Comme cette conversation alloit dans l’excès, et que les parties commençoient à s’échauffer, les domestiques qui étoient dans la chambre voisine, voyant bien que les suites n’en pouvoient être que fâcheuses, s’avisèrent d’en aller avertir le capitaine qui avoit ce jour-là la garde chez le Roi[19], qui ne manqua pas de le faire savoir aussitôt à Sa Majesté, lequel commanda que le sieur de Serignan[20], aide-major, iroit porter les ordres de sa part à ces dames de se séparer, ce que ledit sieur fit sur-le-champ. Mais les ayant trouvées tout en feu et près d’en venir aux mains, il eut de la peine à les faire obéir, chacune voulant conter son affaire et faire sa cause bonne, suivant la coutume des femmes. Cette querelle donna lieu à toute la Cour, aux uns de s’en divertir, et aux autres de prendre parti.

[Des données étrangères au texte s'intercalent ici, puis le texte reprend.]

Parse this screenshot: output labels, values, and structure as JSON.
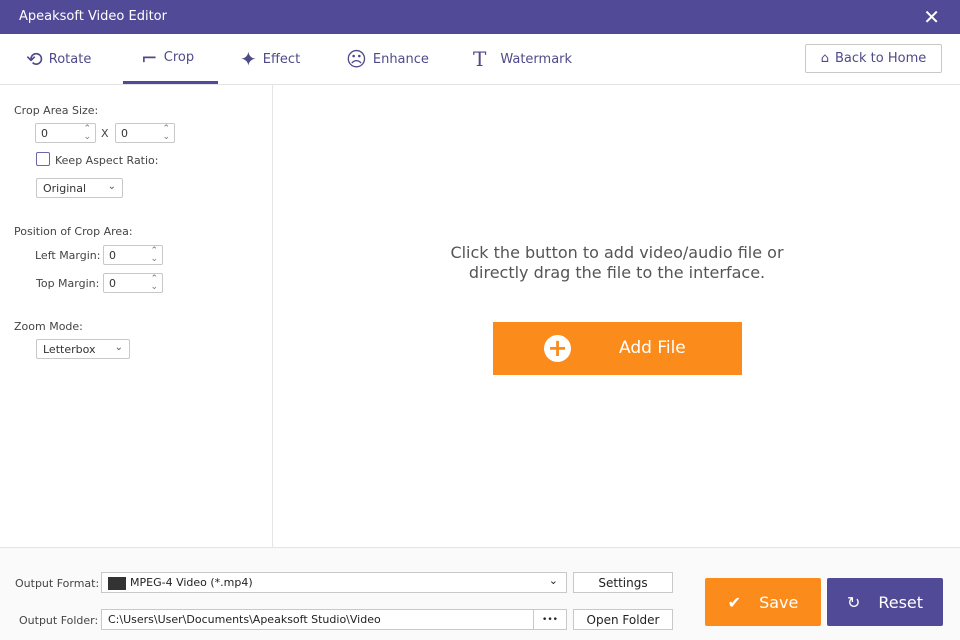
{
  "window": {
    "title": "Apeaksoft Video Editor"
  },
  "tabs": [
    {
      "label": "Rotate"
    },
    {
      "label": "Crop"
    },
    {
      "label": "Effect"
    },
    {
      "label": "Enhance"
    },
    {
      "label": "Watermark"
    }
  ],
  "back_home": "Back to Home",
  "crop": {
    "size_label": "Crop Area Size:",
    "width": "0",
    "x": "X",
    "height": "0",
    "keep_aspect": "Keep Aspect Ratio:",
    "aspect": "Original",
    "position_label": "Position of Crop Area:",
    "left_margin_label": "Left Margin:",
    "left_margin": "0",
    "top_margin_label": "Top Margin:",
    "top_margin": "0",
    "zoom_label": "Zoom Mode:",
    "zoom": "Letterbox"
  },
  "main": {
    "line1": "Click the button to add video/audio file or",
    "line2": "directly drag the file to the interface.",
    "add_file": "Add File"
  },
  "output": {
    "format_label": "Output Format:",
    "format": "MPEG-4 Video (*.mp4)",
    "settings": "Settings",
    "folder_label": "Output Folder:",
    "folder": "C:\\Users\\User\\Documents\\Apeaksoft Studio\\Video",
    "browse": "•••",
    "open_folder": "Open Folder"
  },
  "actions": {
    "save": "Save",
    "reset": "Reset"
  },
  "colors": {
    "accent": "#514a96",
    "orange": "#fb8c1b"
  }
}
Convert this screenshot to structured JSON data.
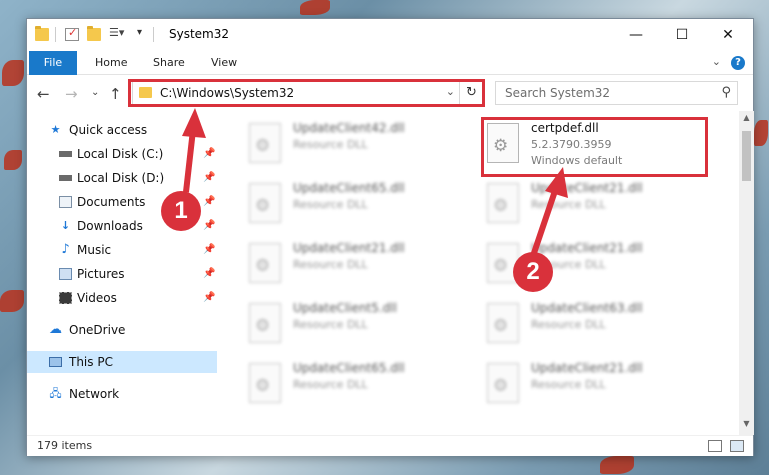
{
  "window": {
    "title": "System32",
    "controls": {
      "minimize": "—",
      "maximize": "☐",
      "close": "✕"
    }
  },
  "ribbon": {
    "tabs": [
      "File",
      "Home",
      "Share",
      "View"
    ],
    "help_icon": "?"
  },
  "nav": {
    "address": "C:\\Windows\\System32",
    "search_placeholder": "Search System32"
  },
  "sidebar": {
    "items": [
      {
        "label": "Quick access",
        "icon": "star-icon",
        "pinned": false
      },
      {
        "label": "Local Disk (C:)",
        "icon": "drive-icon",
        "pinned": true
      },
      {
        "label": "Local Disk (D:)",
        "icon": "drive-icon",
        "pinned": true
      },
      {
        "label": "Documents",
        "icon": "documents-icon",
        "pinned": true
      },
      {
        "label": "Downloads",
        "icon": "download-icon",
        "pinned": true
      },
      {
        "label": "Music",
        "icon": "music-icon",
        "pinned": true
      },
      {
        "label": "Pictures",
        "icon": "pictures-icon",
        "pinned": true
      },
      {
        "label": "Videos",
        "icon": "videos-icon",
        "pinned": true
      },
      {
        "label": "OneDrive",
        "icon": "cloud-icon",
        "pinned": false
      },
      {
        "label": "This PC",
        "icon": "computer-icon",
        "pinned": false,
        "selected": true
      },
      {
        "label": "Network",
        "icon": "network-icon",
        "pinned": false
      }
    ]
  },
  "files": {
    "left": [
      {
        "name": "UpdateClient42.dll",
        "type": "Resource DLL"
      },
      {
        "name": "UpdateClient65.dll",
        "type": "Resource DLL"
      },
      {
        "name": "UpdateClient21.dll",
        "type": "Resource DLL"
      },
      {
        "name": "UpdateClient5.dll",
        "type": "Resource DLL"
      },
      {
        "name": "UpdateClient65.dll",
        "type": "Resource DLL"
      }
    ],
    "right": [
      {
        "name": "UpdateClient21.dll",
        "type": "Resource DLL"
      },
      {
        "name": "UpdateClient21.dll",
        "type": "Resource DLL"
      },
      {
        "name": "UpdateClient63.dll",
        "type": "Resource DLL"
      },
      {
        "name": "UpdateClient21.dll",
        "type": "Resource DLL"
      }
    ],
    "highlighted": {
      "name": "certpdef.dll",
      "version": "5.2.3790.3959",
      "description": "Windows default"
    }
  },
  "status": {
    "item_count": "179 items"
  },
  "annotations": {
    "badge_1": "1",
    "badge_2": "2",
    "color": "#d9313b"
  }
}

Cette querelle, comme j’ai dit, ne fut pas bornée à ces deux amazones : presque toute la maison royale se divisa pour l’une ou l’autre de ces championnes. Ce fut une petite guerre civile dans le domestique, et, sur la sollicitation des uns et des autres, le Roi avoit de la peine à terminer ce différend au gré des parties. Il n’y eut pas jusqu’à la Société des Jésuites et à celle des Carmes qui ne s’en mêlassent, les uns pour madame de Maintenon, et les autres pour madame de Montespan. Peu s’en fallut que cette affaire ne causât un divorce dans l’Église aussi bien que dans la famille royale, ce qui obligea le Roi de la terminer promptement, et, par un jugement judicieux, leur défendre de se visiter jamais, écrire ni parler l’une de l’autre, sur peine de son indignation, ce qui fut approuvé par toute la Cour. Le Roi ne laissa pas de faire quelque réprimande à monseigneur le Dauphin, ce qui ne servit qu’à augmenter sa colère contre la Maintenon, et il jura que lorsqu’il seroit roi il la feroit enfermer entre quatre murailles ; que ni le Père La Chaise, ni Scarron même, s’il ressuscitoit, ne l’empêcheroient pas de la faire repentir de sa témérité et de l’abus qu’elle faisoit de l’autorité que la facilité du Roi lui a mise en main.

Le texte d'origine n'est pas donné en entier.